Preissenkungen bei Konzerntöchtern haben den Umsatz der Metro im zweiten Quartal belastet.

Deutschlands größter Handelskonzern Metro hat im zweiten Quartal dieses Jahres in seinen laufenden Geschäften Rückgänge verzeichnet. Der Konzernumsatz sank durch den Verkauf von Konzernteilen wie Real Osteuropa sowie frühere Osterumsätze und fehlende sportliche Großereignisse um 3,6 Prozent auf 15,3 Milliarden Euro, teilte die Metro AG an diesem Donnerstag in Düsseldorf mit.

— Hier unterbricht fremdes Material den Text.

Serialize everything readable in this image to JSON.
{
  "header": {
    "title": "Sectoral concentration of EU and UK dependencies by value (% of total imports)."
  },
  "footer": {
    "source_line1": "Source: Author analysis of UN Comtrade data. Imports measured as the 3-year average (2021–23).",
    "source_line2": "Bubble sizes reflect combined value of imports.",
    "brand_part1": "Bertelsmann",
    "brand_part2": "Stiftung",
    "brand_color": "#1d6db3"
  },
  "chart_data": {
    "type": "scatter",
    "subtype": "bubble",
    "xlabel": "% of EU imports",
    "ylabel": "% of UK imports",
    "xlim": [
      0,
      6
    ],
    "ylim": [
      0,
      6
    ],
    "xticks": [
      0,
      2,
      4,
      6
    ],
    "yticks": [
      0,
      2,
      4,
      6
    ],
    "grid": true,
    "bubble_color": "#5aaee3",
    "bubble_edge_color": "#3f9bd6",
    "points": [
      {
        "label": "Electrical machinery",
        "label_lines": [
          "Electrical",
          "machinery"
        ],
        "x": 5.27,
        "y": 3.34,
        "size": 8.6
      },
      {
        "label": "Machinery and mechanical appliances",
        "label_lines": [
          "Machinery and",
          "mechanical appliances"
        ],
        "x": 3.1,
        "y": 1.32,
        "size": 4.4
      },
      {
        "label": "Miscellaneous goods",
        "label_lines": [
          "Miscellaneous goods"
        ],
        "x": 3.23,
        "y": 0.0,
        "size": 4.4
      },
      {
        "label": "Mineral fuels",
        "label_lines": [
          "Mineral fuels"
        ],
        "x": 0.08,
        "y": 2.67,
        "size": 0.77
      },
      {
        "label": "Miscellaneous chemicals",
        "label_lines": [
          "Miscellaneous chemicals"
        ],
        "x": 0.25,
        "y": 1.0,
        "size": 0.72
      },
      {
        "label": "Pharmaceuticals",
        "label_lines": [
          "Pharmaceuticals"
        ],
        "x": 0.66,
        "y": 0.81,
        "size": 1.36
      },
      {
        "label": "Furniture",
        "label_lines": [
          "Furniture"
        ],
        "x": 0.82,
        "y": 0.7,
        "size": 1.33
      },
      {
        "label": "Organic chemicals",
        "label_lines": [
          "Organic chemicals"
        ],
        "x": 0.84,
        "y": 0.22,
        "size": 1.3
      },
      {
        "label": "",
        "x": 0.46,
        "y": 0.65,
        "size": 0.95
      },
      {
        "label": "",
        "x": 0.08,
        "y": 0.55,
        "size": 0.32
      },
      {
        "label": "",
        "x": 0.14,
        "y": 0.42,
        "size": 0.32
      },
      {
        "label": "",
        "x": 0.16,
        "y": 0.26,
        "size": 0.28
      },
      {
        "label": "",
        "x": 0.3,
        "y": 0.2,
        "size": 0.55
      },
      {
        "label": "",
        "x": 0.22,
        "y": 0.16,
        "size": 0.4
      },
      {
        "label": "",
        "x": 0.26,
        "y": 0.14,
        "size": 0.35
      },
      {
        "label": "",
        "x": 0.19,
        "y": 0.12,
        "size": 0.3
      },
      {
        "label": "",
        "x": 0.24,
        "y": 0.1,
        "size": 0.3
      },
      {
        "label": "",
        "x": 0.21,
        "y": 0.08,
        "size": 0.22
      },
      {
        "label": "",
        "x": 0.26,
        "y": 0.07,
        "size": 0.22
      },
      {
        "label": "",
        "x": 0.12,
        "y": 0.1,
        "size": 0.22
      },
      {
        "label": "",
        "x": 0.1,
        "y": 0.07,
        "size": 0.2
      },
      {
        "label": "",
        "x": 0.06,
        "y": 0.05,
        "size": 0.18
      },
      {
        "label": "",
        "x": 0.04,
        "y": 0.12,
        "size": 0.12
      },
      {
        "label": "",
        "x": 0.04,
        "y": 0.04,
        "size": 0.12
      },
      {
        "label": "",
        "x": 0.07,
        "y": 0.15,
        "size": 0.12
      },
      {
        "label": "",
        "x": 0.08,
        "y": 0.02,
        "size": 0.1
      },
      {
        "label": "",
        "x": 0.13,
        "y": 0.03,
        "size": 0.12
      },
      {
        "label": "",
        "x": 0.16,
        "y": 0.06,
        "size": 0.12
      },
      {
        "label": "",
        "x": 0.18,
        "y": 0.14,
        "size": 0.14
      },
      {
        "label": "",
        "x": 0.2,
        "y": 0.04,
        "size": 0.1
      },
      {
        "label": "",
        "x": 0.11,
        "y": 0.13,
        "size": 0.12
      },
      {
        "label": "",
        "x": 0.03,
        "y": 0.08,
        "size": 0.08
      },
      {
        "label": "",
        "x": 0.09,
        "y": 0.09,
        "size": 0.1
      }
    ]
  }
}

Das um Sondereffekte bereinigte Ergebnis vor Zinsen und Steuern (Ebit) schrumpfte um gut zwölf Prozent auf 276 Millionen Euro. Dabei spielten Preissenkungen gerade bei den Elektronikketten Media Markt und Saturn eine Rolle. Zudem hätten sich Warnstreiks in Deutschland vor allem bei der SB-Warenhaustochter Real bemerkbar gemacht.

Unter dem Strich erzielte Metro jedoch einen Quartalsgewinn von 15 Millionen Euro nach einem Verlust von 26 Millionen Euro im Vorjahreszeitraum.